As the health care debate heats up tomorrow night when President Obama delivers a prime time speech to a joint session of Congress, we get word that Republicans are claiming that health care is not allowed to be a subject of government initiatives under our venerable Constitution.
Senator Tom Coburn of Oklahoma, himself a medical doctor, makes this statement in a very assertive way: The Constitution forbids any action on health care reform.
Let’s think about this: Where does it say in the Constitution that the Congress cannot deal with the issue of health care? Nowhere, Senator Coburn!
But I have a question for Senator Coburn: Where in the Constitution does it say we can have a military draft, or Social Security, or Medicare, or Civil Rights laws, or Environmental Protection Laws, or Consumer Laws, or any of the myriad of laws that have been passed in the 220 year history of our Constitution? The answer is nowhere!

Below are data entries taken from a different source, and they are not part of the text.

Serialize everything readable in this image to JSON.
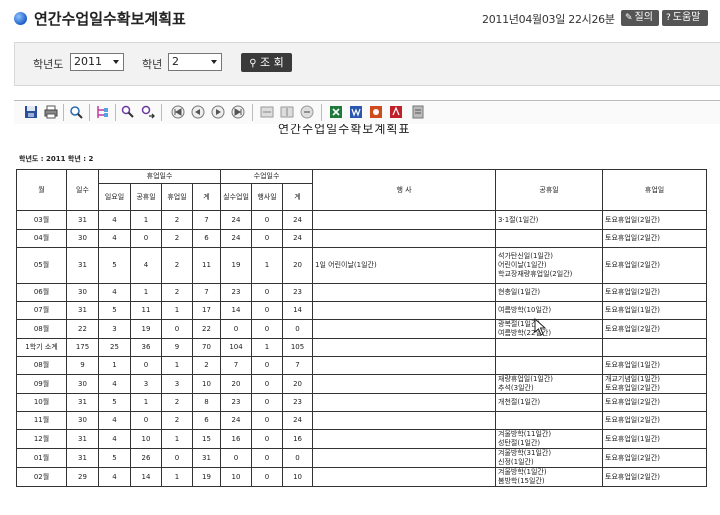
{
  "page": {
    "title": "연간수업일수확보계획표",
    "datetime": "2011년04월03일 22시26분",
    "buttons": [
      {
        "label": "질의",
        "icon": "pencil-icon"
      },
      {
        "label": "도움말",
        "icon": "help-icon"
      }
    ]
  },
  "search": {
    "year_label": "학년도",
    "year_value": "2011",
    "grade_label": "학년",
    "grade_value": "2",
    "query_label": "조 회"
  },
  "toolbar_icons": [
    "save-icon",
    "print-icon",
    "zoom-icon",
    "tree-icon",
    "find-icon",
    "find-next-icon",
    "first-page-icon",
    "prev-page-icon",
    "next-page-icon",
    "last-page-icon",
    "fit-width-icon",
    "fit-page-icon",
    "zoom-out-icon",
    "excel-icon",
    "word-icon",
    "hwp-icon",
    "pdf-icon",
    "export-icon"
  ],
  "report": {
    "title": "연간수업일수확보계획표",
    "info": "학년도 : 2011   학년 : 2",
    "headers": {
      "month": "월",
      "days": "일수",
      "holidays_group": "휴업일수",
      "sunday": "일요일",
      "public_holiday": "공휴일",
      "school_holiday": "휴업일",
      "holiday_total": "계",
      "class_group": "수업일수",
      "class_days": "실수업일",
      "event": "행사일",
      "class_total": "계",
      "events": "행  사",
      "public_holidays": "공휴일",
      "school_holidays": "휴업일"
    },
    "rows": [
      {
        "month": "03월",
        "days": "31",
        "sun": "4",
        "pub": "1",
        "sch": "2",
        "htot": "7",
        "cls": "24",
        "evt": "0",
        "ctot": "24",
        "events": [],
        "pubs": [
          "3·1절(1일간)"
        ],
        "schs": [
          "토요휴업일(2일간)"
        ]
      },
      {
        "month": "04월",
        "days": "30",
        "sun": "4",
        "pub": "0",
        "sch": "2",
        "htot": "6",
        "cls": "24",
        "evt": "0",
        "ctot": "24",
        "events": [],
        "pubs": [],
        "schs": [
          "토요휴업일(2일간)"
        ]
      },
      {
        "month": "05월",
        "days": "31",
        "sun": "5",
        "pub": "4",
        "sch": "2",
        "htot": "11",
        "cls": "19",
        "evt": "1",
        "ctot": "20",
        "events": [
          "1일 어린이날(1일간)"
        ],
        "pubs": [
          "석가탄신일(1일간)",
          "어린이날(1일간)",
          "학교장재량휴업일(2일간)"
        ],
        "schs": [
          "토요휴업일(2일간)"
        ]
      },
      {
        "month": "06월",
        "days": "30",
        "sun": "4",
        "pub": "1",
        "sch": "2",
        "htot": "7",
        "cls": "23",
        "evt": "0",
        "ctot": "23",
        "events": [],
        "pubs": [
          "현충일(1일간)"
        ],
        "schs": [
          "토요휴업일(2일간)"
        ]
      },
      {
        "month": "07월",
        "days": "31",
        "sun": "5",
        "pub": "11",
        "sch": "1",
        "htot": "17",
        "cls": "14",
        "evt": "0",
        "ctot": "14",
        "events": [],
        "pubs": [
          "여름방학(10일간)"
        ],
        "schs": [
          "토요휴업일(1일간)"
        ]
      },
      {
        "month": "08월",
        "days": "22",
        "sun": "3",
        "pub": "19",
        "sch": "0",
        "htot": "22",
        "cls": "0",
        "evt": "0",
        "ctot": "0",
        "events": [],
        "pubs": [
          "광복절(1일간)",
          "여름방학(22일간)"
        ],
        "schs": [
          "토요휴업일(2일간)"
        ]
      },
      {
        "month": "1학기 소계",
        "days": "175",
        "sun": "25",
        "pub": "36",
        "sch": "9",
        "htot": "70",
        "cls": "104",
        "evt": "1",
        "ctot": "105",
        "events": [],
        "pubs": [],
        "schs": []
      },
      {
        "month": "08월",
        "days": "9",
        "sun": "1",
        "pub": "0",
        "sch": "1",
        "htot": "2",
        "cls": "7",
        "evt": "0",
        "ctot": "7",
        "events": [],
        "pubs": [],
        "schs": [
          "토요휴업일(1일간)"
        ]
      },
      {
        "month": "09월",
        "days": "30",
        "sun": "4",
        "pub": "3",
        "sch": "3",
        "htot": "10",
        "cls": "20",
        "evt": "0",
        "ctot": "20",
        "events": [],
        "pubs": [
          "재량휴업일(1일간)",
          "추석(3일간)"
        ],
        "schs": [
          "개교기념일(1일간)",
          "토요휴업일(2일간)"
        ]
      },
      {
        "month": "10월",
        "days": "31",
        "sun": "5",
        "pub": "1",
        "sch": "2",
        "htot": "8",
        "cls": "23",
        "evt": "0",
        "ctot": "23",
        "events": [],
        "pubs": [
          "개천절(1일간)"
        ],
        "schs": [
          "토요휴업일(2일간)"
        ]
      },
      {
        "month": "11월",
        "days": "30",
        "sun": "4",
        "pub": "0",
        "sch": "2",
        "htot": "6",
        "cls": "24",
        "evt": "0",
        "ctot": "24",
        "events": [],
        "pubs": [],
        "schs": [
          "토요휴업일(2일간)"
        ]
      },
      {
        "month": "12월",
        "days": "31",
        "sun": "4",
        "pub": "10",
        "sch": "1",
        "htot": "15",
        "cls": "16",
        "evt": "0",
        "ctot": "16",
        "events": [],
        "pubs": [
          "겨울방학(11일간)",
          "성탄절(1일간)"
        ],
        "schs": [
          "토요휴업일(1일간)"
        ]
      },
      {
        "month": "01월",
        "days": "31",
        "sun": "5",
        "pub": "26",
        "sch": "0",
        "htot": "31",
        "cls": "0",
        "evt": "0",
        "ctot": "0",
        "events": [],
        "pubs": [
          "겨울방학(31일간)",
          "신정(1일간)"
        ],
        "schs": [
          "토요휴업일(2일간)"
        ]
      },
      {
        "month": "02월",
        "days": "29",
        "sun": "4",
        "pub": "14",
        "sch": "1",
        "htot": "19",
        "cls": "10",
        "evt": "0",
        "ctot": "10",
        "events": [],
        "pubs": [
          "겨울방학(1일간)",
          "봄방학(15일간)"
        ],
        "schs": [
          "토요휴업일(2일간)"
        ]
      }
    ]
  }
}
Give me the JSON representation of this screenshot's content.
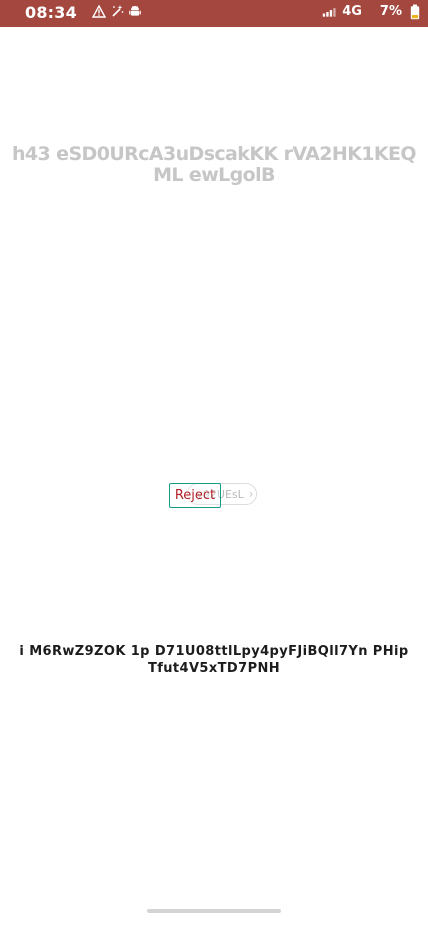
{
  "status_bar": {
    "time": "08:34",
    "network": "4G",
    "battery": "7%",
    "background_color": "#a3473f",
    "icons": [
      "warning-icon",
      "magic-wand-icon",
      "android-icon",
      "signal-icon",
      "battery-low-icon"
    ]
  },
  "main": {
    "headline": "h43 eSD0URcA3uDscakKK rVA2HK1KEQ ML ewLgolB",
    "pill_label": "y92UEsL",
    "reject_label": "Reject",
    "bottom_text": "i M6RwZ9ZOK 1p D71U08ttlLpy4pyFJiBQll7Yn PHip Tfut4V5xTD7PNH"
  },
  "colors": {
    "reject_border": "#1a9b8a",
    "reject_text": "#b3202a",
    "headline_text": "#c6c6c6"
  }
}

BUT the Founding Fathers, a lot wiser group than most of the members of the Congress, and certainly than most Republicans who have always opposed almost ANY legislation designed to deal with real problems other than building up the military, DID come up with a solution to problems they could not foresee in 1787.
What did they put into the Constitution? ARTICLE 1, SECTION 8–the ELASTIC CLAUSE–which reads that Congress shall make all laws which are NECESSARY AND PROPER, FOR THE COMMON DEFENSE AND THE GENERAL WELFARE!
That “elastic clause” is the basis of ALL significant laws that have been passed in our more than two centuries of America under the Constitution.
And it is clear without question that it IS necessary and proper, for the common defense and general welfare, to pass health care reform, and that it is perfectly legal and constitutional!
So, Senator Coburn, stick to medicine, not the Constitution, which you have no clue to its meaning. You are NOT following the beliefs of the Founding Fathers, no matter what you might think. Health care reform is a necessary step at this point in our history!
Unfortunately, I can think of four supreme court justices who agree with Coburn.